Priority 1: Reducing Greenhouse Gas Emissions
“Transitioning to a lower-carbon economy will protect public health, create jobs and open up opportunities for investment in existing and cutting-edge technologies, creating a foundation for future growth.” (EPA, 2009
Priority Number 2: Improving Air Quality
“Improving air quality is a critical national goal. The US continues to face serious air pollution challenges, with large areas of the country that still cannot meet federal air quality standards and many communities still facing health threat from exposure to toxics..” (EPA, 2009
Enter the “Cap and Trade” system. In short, the goal is to reduce GHG emissions economy wide. According to the Center for American Progress
(2008), the ‘Cap’ is administered by the federal government and will issue a specific number of permits for every ton of CO2 a firm releases into the atmosphere.

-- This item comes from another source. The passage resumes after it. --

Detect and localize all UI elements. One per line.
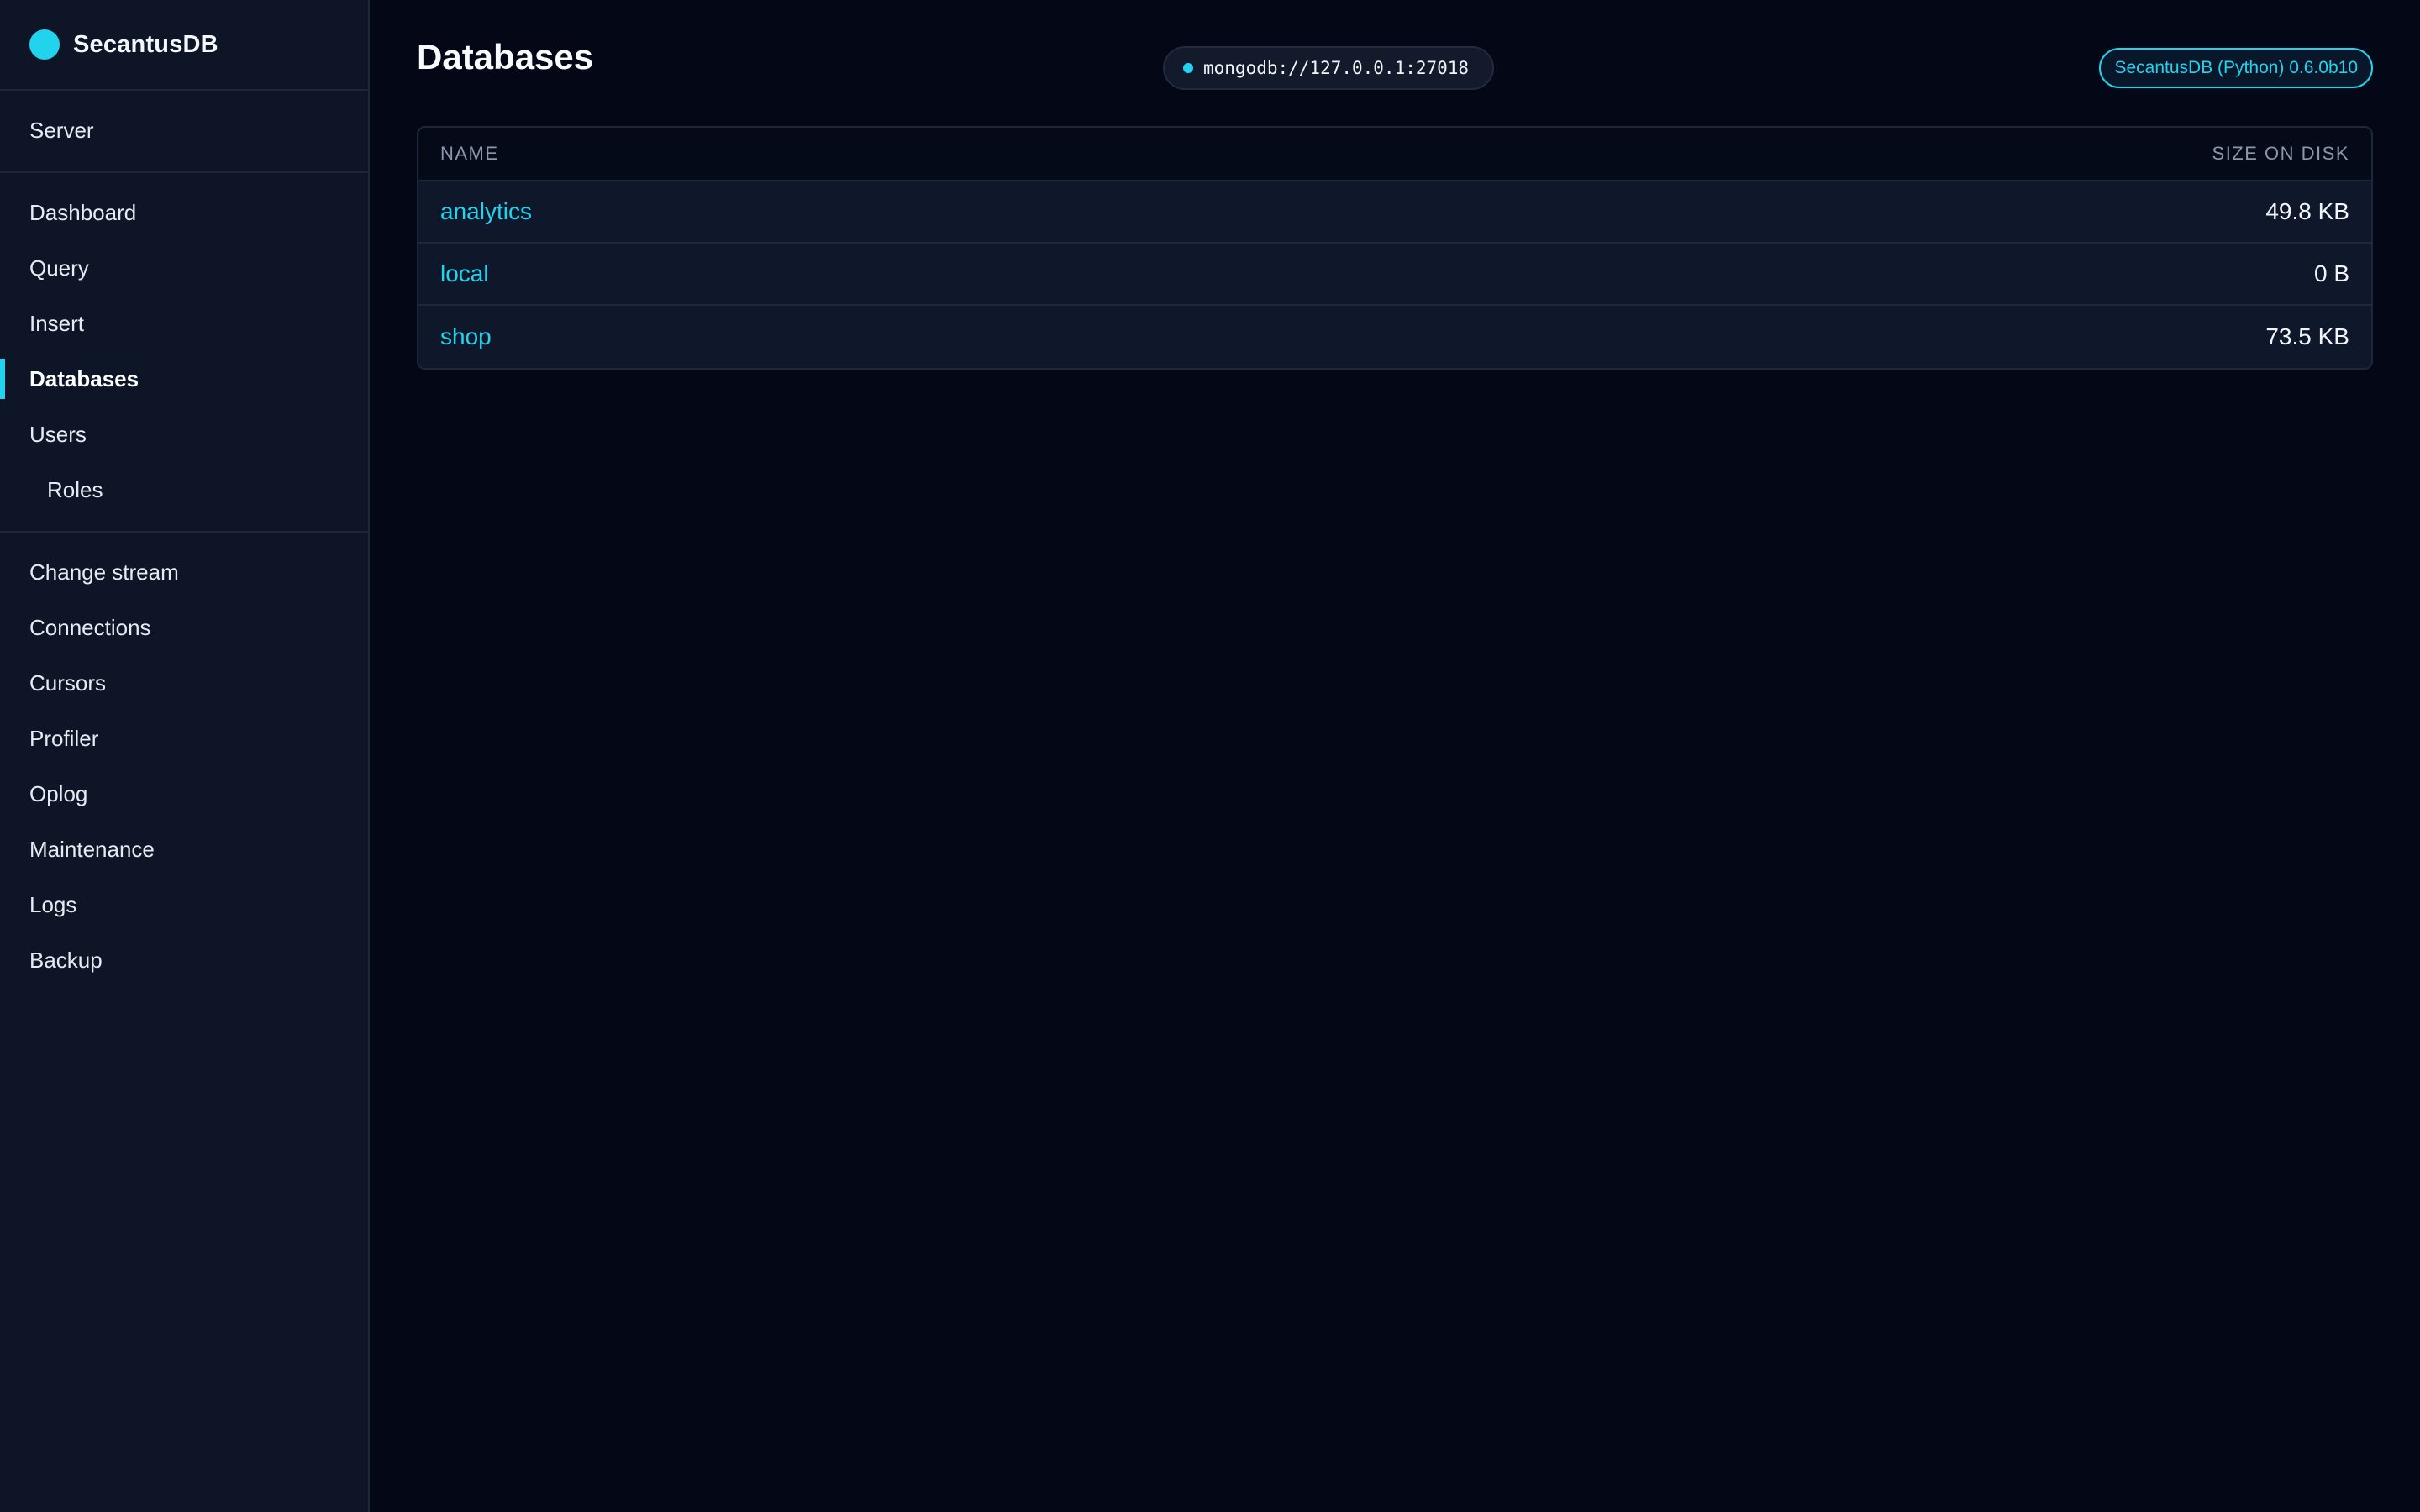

The ‘Trade’ assumes that some companies will be better positioned to make reductions and emit less than their permits. The credits can be sold to firms unable to adequately reduce emissions. The overall system ensures a specific level of emissions which can be reduced to meet federally committed targets.
The “Cap and Trade” system should be a large blip on the radar of resource companies in the U.S. and Canada as well as the service companies who supply them. GHG’s are a large by-product from producing and burning hydrocarbons. The permits issued through this system will require these companies to innovate in order to reduce emissions or to buy the necessary credits to meet the regulations.
The benefit of such a system is that it will create a tangible economic benefit that directly affects the bottom line; either through financial penalties or incremental revenue. The innovative firms will flourish while stagnant firms will suffer. Environmental organizational policies are no longer a budget line for stakeholders to feel good about and for executives to cut to improve the financial statements.